Elde edilen bilgilere dayanarak, su kütlelerinde ağır metal kirliliğinin davranışına ilişkin simülasyon modelleri oluşturulmuştur..

Sistematiği

Bitkibilim, alglerin sistematik çalışmasına büyük önem vermiştir. Bu alan öncelikle alglerin birbirleriyle olan ilişkilerini ve bunların diğer organizmalar üzerindeki etkilerini incelemeye odaklanmıştır..

Bu anlamda, organizmalar arasındaki bu ilişkileri tanımlamak için moleküler teknikler çok önemlidir..
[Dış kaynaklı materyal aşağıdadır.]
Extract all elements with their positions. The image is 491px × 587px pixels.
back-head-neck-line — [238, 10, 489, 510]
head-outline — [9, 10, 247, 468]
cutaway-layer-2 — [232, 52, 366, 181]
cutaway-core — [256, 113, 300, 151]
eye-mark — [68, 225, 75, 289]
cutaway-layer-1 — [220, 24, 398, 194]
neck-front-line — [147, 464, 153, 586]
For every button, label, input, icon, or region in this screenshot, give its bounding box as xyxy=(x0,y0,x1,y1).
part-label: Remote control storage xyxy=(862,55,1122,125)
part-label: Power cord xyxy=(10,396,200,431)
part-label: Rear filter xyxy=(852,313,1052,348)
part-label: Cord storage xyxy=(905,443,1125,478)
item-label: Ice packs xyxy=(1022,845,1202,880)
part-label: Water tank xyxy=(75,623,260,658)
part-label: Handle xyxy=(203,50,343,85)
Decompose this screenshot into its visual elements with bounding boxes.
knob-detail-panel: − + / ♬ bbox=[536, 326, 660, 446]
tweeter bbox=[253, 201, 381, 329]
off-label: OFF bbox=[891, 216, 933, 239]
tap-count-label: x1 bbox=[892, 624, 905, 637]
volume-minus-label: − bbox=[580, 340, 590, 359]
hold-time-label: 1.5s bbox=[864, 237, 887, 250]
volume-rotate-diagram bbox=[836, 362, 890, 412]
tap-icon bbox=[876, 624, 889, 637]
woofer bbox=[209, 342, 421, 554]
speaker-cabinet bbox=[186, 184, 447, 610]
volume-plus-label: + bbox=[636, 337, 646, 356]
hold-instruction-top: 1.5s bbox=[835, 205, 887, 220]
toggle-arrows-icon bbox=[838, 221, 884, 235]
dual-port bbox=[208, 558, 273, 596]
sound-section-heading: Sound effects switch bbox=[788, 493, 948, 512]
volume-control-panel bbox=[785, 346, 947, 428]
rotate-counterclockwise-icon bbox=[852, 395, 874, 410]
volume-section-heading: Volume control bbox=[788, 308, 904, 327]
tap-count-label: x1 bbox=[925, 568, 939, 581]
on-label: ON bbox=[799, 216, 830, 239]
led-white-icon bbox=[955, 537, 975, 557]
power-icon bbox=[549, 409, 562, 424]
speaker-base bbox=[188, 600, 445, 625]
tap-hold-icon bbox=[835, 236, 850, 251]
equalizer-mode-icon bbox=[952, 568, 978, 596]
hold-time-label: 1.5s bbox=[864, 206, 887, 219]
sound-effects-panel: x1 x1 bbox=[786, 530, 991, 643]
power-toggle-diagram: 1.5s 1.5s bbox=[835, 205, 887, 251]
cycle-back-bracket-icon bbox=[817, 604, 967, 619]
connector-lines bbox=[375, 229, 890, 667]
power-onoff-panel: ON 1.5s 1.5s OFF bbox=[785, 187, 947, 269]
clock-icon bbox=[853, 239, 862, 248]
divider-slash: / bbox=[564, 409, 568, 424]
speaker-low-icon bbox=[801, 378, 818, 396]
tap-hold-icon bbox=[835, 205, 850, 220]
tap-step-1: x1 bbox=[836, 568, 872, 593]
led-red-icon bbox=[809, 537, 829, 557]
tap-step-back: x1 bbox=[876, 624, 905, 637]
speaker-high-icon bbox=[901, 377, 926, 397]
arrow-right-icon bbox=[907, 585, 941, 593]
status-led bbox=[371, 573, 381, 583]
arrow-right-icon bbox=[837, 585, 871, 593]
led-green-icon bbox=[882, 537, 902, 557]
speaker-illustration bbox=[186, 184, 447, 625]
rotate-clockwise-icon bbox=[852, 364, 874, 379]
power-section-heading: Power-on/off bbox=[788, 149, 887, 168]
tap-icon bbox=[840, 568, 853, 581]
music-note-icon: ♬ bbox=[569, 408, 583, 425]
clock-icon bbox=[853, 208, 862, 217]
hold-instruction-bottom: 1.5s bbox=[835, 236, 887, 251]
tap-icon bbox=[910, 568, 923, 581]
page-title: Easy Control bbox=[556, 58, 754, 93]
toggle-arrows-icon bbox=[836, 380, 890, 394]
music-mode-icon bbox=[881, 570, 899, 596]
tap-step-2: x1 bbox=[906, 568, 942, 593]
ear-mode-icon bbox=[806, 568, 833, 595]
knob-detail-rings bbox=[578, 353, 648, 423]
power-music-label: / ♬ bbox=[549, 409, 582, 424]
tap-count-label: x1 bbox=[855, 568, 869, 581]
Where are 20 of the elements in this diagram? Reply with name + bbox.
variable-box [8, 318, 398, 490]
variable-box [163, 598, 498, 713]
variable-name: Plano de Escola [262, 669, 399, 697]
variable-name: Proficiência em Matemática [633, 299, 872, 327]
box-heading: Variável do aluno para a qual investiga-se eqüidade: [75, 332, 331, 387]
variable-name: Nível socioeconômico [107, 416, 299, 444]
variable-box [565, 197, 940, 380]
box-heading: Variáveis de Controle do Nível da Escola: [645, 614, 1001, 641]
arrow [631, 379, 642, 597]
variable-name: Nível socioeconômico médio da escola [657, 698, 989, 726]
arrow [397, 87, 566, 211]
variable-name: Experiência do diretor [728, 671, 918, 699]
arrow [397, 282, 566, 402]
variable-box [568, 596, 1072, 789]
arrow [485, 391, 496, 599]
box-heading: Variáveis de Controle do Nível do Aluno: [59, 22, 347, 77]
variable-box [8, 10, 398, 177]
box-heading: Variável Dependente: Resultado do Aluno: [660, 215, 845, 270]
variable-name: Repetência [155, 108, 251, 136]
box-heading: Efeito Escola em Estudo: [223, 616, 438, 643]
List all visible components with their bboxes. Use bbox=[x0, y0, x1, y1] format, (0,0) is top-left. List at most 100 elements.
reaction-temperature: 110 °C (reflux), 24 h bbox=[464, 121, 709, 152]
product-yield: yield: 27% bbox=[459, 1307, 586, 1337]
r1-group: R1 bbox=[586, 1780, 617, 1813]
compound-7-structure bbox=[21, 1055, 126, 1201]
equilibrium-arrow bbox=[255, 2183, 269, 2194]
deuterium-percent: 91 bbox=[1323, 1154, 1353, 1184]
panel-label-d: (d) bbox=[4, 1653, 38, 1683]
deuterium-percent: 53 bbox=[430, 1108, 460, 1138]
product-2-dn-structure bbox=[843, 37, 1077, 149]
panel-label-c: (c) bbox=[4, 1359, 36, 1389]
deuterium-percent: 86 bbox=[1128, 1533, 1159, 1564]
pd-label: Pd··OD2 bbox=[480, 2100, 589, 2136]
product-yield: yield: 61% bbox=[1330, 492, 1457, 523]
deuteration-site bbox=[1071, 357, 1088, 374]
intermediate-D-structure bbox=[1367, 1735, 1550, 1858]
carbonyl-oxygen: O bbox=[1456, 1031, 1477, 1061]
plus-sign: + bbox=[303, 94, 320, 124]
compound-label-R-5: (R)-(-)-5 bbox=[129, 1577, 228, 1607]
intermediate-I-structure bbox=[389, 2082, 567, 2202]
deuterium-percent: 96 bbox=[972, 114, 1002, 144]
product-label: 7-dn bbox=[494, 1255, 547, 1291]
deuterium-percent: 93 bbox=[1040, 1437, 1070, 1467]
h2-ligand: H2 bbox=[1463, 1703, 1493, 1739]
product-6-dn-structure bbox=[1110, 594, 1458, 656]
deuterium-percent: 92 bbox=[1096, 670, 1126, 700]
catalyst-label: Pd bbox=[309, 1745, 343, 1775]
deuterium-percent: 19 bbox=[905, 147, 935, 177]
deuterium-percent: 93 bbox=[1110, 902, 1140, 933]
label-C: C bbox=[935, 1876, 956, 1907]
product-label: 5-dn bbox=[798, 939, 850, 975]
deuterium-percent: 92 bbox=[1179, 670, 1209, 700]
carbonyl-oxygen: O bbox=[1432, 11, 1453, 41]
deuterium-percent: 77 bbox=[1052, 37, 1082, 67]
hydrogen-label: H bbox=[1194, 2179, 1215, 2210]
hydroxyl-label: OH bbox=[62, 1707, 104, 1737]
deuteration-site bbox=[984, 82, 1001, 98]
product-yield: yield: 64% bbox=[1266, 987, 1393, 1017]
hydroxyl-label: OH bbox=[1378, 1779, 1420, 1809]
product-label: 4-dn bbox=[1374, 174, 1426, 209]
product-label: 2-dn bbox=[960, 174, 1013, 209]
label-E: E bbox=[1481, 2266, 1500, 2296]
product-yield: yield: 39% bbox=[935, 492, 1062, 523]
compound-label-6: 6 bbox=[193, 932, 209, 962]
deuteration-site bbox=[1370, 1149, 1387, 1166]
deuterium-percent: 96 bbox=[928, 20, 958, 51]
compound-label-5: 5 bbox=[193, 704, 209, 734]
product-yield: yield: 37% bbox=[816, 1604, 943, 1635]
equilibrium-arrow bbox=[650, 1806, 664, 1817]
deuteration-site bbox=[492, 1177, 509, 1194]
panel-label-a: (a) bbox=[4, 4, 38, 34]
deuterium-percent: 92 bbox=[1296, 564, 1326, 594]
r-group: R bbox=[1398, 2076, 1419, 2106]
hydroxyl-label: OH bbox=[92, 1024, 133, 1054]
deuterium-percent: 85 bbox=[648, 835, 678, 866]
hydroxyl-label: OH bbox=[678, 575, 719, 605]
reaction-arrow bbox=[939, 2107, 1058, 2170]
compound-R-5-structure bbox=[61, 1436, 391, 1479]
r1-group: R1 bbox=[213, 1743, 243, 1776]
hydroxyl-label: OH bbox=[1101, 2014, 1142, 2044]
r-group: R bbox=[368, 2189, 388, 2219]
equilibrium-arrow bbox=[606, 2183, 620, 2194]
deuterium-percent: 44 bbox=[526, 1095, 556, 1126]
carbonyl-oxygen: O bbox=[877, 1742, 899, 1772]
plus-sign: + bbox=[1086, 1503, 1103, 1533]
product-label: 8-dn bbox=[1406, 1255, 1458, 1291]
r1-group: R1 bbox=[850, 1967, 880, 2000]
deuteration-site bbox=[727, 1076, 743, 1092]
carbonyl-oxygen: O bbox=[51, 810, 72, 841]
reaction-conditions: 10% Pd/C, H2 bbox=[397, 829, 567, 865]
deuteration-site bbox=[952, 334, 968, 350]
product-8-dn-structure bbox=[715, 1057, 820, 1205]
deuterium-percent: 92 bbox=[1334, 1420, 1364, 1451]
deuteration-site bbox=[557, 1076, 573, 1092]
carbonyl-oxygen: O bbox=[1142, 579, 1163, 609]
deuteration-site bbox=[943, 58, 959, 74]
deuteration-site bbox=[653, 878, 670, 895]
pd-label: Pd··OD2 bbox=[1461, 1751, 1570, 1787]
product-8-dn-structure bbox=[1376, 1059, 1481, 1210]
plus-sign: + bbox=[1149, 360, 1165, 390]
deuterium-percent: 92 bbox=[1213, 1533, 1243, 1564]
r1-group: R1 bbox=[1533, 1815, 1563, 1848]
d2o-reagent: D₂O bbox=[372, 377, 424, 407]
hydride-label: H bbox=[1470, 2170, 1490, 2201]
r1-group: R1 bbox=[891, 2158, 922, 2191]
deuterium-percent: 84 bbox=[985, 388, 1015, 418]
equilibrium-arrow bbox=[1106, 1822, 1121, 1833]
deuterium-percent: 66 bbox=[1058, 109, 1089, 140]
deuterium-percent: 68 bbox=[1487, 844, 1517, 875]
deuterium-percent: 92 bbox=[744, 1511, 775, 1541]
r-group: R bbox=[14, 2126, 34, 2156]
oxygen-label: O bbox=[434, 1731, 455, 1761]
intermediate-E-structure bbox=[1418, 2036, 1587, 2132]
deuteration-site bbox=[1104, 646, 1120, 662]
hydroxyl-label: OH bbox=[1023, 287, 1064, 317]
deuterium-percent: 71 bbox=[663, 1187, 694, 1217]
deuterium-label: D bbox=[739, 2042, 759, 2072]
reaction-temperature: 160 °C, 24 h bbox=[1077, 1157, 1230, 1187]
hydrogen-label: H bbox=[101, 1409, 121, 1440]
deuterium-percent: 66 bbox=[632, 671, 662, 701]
Son zamanlarda, Chlorophytas (yeşil algler) grubunda bulunan Grönland'daki buzul algleri incelenmiştir. Bunların bitkilerle en çok ilgili olan algler olduğu ve ekolojilerinin karasal çevrenin bitki kolonizasyonunu daha iyi anlamalarına yardımcı olabileceği kanıtlanmıştır..

referanslar

  1. Chapman RL, MA Buchheim, CF Delwiche, T Friedl, VAR Huss, KG Karol, LA Lewis, J Manhart, RM McCourt, JL Olsen ve DA Suları (1998) Yeşil alglerin moleküler sistematiği. pp 508-540. In: Soltis DE, PS Soltis ve JJ Doyle (eds) Bitkilerin Moleküler Sistematiği II. Springer, Boston, MA. 585 p.
  2. Farabegoli F, L Blanco, L Rodríguez, J Vieites y A Cabado (2018) Deniz kabuklu denizlerinde fitotoksinler: kökenleri, oluşumu ve insanlar üzerindeki etkileri. Mar. İlaçlar 16: 1-26.
  3. Lee RE (2018) Beşinci Baskı. Cambrige Üniversitesi Yayınları. New York, ABD. 535 p.
  4. Norton TA, M Melkonian ve RA Andersen (1996) Algal biyolojik çeşitlilik. Phycologia 35: 308-326.
  5. South GR ve A Whittick (1987) Fitolojiye Giriş. Blackwell Bilimsel Yayınları. Oxford, İngiltere. 343 p.